D’une manière générale, le roman anglais me semble n’avoir rien perdu de sa vitalité de jadis ; et je doute qu’aucune autre des littératures étrangères soit en état de nous présenter, parmi ses romans de l’année, un aussi grand nombre d’ouvrages excellens. C’est là un fait que je me garderais bien de vouloir expliquer : mais il y a, tout au moins, l’une de ses causes que je ne saurais m’empêcher d’indiquer en passant.
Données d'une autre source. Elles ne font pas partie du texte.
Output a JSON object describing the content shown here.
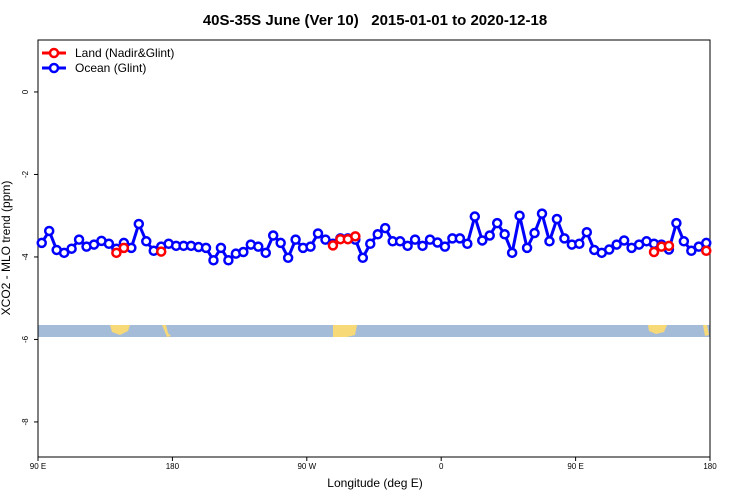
{
  "chart_data": {
    "type": "line",
    "title": "40S-35S June (Ver 10)   2015-01-01 to 2020-12-18",
    "x_label": "Longitude (deg E)",
    "y_label": "XCO2 - MLO trend (ppm)",
    "xlim": [
      90,
      540
    ],
    "ylim": [
      -8.85,
      1.26
    ],
    "xticks": [
      {
        "value": 90,
        "label": "90 E"
      },
      180,
      {
        "value": 270,
        "label": "90 W"
      },
      {
        "value": 360,
        "label": "0"
      },
      {
        "value": 450,
        "label": "90 E"
      },
      {
        "value": 540,
        "label": "180"
      }
    ],
    "yticks": [
      0,
      -2,
      -4,
      -6,
      -8
    ],
    "legend": "top-left",
    "x": [
      92.5,
      97.5,
      102.5,
      107.5,
      112.5,
      117.5,
      122.5,
      127.5,
      132.5,
      137.5,
      142.5,
      147.5,
      152.5,
      157.5,
      162.5,
      167.5,
      172.5,
      177.5,
      182.5,
      187.5,
      192.5,
      197.5,
      202.5,
      207.5,
      212.5,
      217.5,
      222.5,
      227.5,
      232.5,
      237.5,
      242.5,
      247.5,
      252.5,
      257.5,
      262.5,
      267.5,
      272.5,
      277.5,
      282.5,
      287.5,
      292.5,
      297.5,
      302.5,
      307.5,
      312.5,
      317.5,
      322.5,
      327.5,
      332.5,
      337.5,
      342.5,
      347.5,
      352.5,
      357.5,
      362.5,
      367.5,
      372.5,
      377.5,
      382.5,
      387.5,
      392.5,
      397.5,
      402.5,
      407.5,
      412.5,
      417.5,
      422.5,
      427.5,
      432.5,
      437.5,
      442.5,
      447.5,
      452.5,
      457.5,
      462.5,
      467.5,
      472.5,
      477.5,
      482.5,
      487.5,
      492.5,
      497.5,
      502.5,
      507.5,
      512.5,
      517.5,
      522.5,
      527.5,
      532.5,
      537.5
    ],
    "series": [
      {
        "name": "Ocean (Glint)",
        "color": "#0000ff",
        "values": [
          -3.66,
          -3.37,
          -3.83,
          -3.9,
          -3.8,
          -3.58,
          -3.75,
          -3.7,
          -3.61,
          -3.68,
          -3.8,
          -3.66,
          -3.78,
          -3.2,
          -3.62,
          -3.85,
          -3.75,
          -3.68,
          -3.73,
          -3.73,
          -3.73,
          -3.76,
          -3.78,
          -4.08,
          -3.78,
          -4.08,
          -3.92,
          -3.88,
          -3.7,
          -3.75,
          -3.9,
          -3.48,
          -3.66,
          -4.02,
          -3.58,
          -3.78,
          -3.75,
          -3.43,
          -3.58,
          -3.68,
          -3.55,
          -3.55,
          -3.58,
          -4.02,
          -3.68,
          -3.45,
          -3.3,
          -3.62,
          -3.62,
          -3.73,
          -3.58,
          -3.73,
          -3.58,
          -3.65,
          -3.75,
          -3.55,
          -3.55,
          -3.68,
          -3.02,
          -3.6,
          -3.48,
          -3.18,
          -3.45,
          -3.9,
          -3.0,
          -3.78,
          -3.42,
          -2.95,
          -3.62,
          -3.08,
          -3.55,
          -3.7,
          -3.68,
          -3.4,
          -3.83,
          -3.9,
          -3.82,
          -3.7,
          -3.6,
          -3.78,
          -3.7,
          -3.62,
          -3.68,
          -3.7,
          -3.82,
          -3.18,
          -3.62,
          -3.85,
          -3.75,
          -3.66
        ]
      },
      {
        "name": "Land (Nadir&Glint)",
        "color": "#ff0000",
        "values": [
          null,
          null,
          null,
          null,
          null,
          null,
          null,
          null,
          null,
          null,
          -3.9,
          -3.78,
          null,
          null,
          null,
          null,
          -3.87,
          null,
          null,
          null,
          null,
          null,
          null,
          null,
          null,
          null,
          null,
          null,
          null,
          null,
          null,
          null,
          null,
          null,
          null,
          null,
          null,
          null,
          null,
          -3.72,
          -3.57,
          -3.57,
          -3.5,
          null,
          null,
          null,
          null,
          null,
          null,
          null,
          null,
          null,
          null,
          null,
          null,
          null,
          null,
          null,
          null,
          null,
          null,
          null,
          null,
          null,
          null,
          null,
          null,
          null,
          null,
          null,
          null,
          null,
          null,
          null,
          null,
          null,
          null,
          null,
          null,
          null,
          null,
          null,
          -3.88,
          -3.75,
          -3.73,
          null,
          null,
          null,
          null,
          -3.85
        ]
      }
    ]
  }
}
Je crois, en effet, que la belle floraison littéraire du roman tient, pour une certaine part, à ce que, en Angleterre, le théâtre n’a pas commencé jusqu’ici, comme à Berlin, à Rome, à Pétersbourg, ou chez nous, à écarter du roman, par la séduction qu’il exerce sur eux, les plus intelligens et les mieux doués des jeunes écrivains. Sauf de rares exceptions, les romanciers anglais dédaignent, l’estimant trop facile et indigne d’eux, le succès qu’aurait à leur offrir le public spécial des théâtres de Londres : et ainsi ils s’avancent, d’un pas ferme et sûr, dans la voie que leur ont tracée leurs prédécesseurs, au lieu d’être distraits et troublés par la pensée des avantages de renommée ou de gain matériel qui les attendraient, s’ils se décidaient à entrer dans une voie différente. Hélas ! il n’est pas impossible que, sur ce point encore, le « splendide isolément » des compatriotes de Dickens finisse bientôt : car déjà la « littérature » est manifestement en train de s’introduire sur la scène anglaise ; déjà des romanciers de valeur, comme M. Barrie ou M. John Galsworthy, jaloux du triomphe de M. Bernard Shaw, abandonnent le roman pour la comédie ; et peut-être le moment n’est-il pas éloigné où, à l’exemple de MM. Paul Hervieu, d’Annunzio, et Maxime Gorky, les remarquables auteurs dont je viens de parler renonceront à perpétuer, ainsi qu’ils le font jusqu’à ce jour avec un zèle infiniment méritoire, la longue et glorieuse tradition de leur roman national.


T. DE WYZEWA.

  1. The Hill of Dreams, par Arthur Machen, 1 vol. Londres, librairie Gran-Richards, 1907.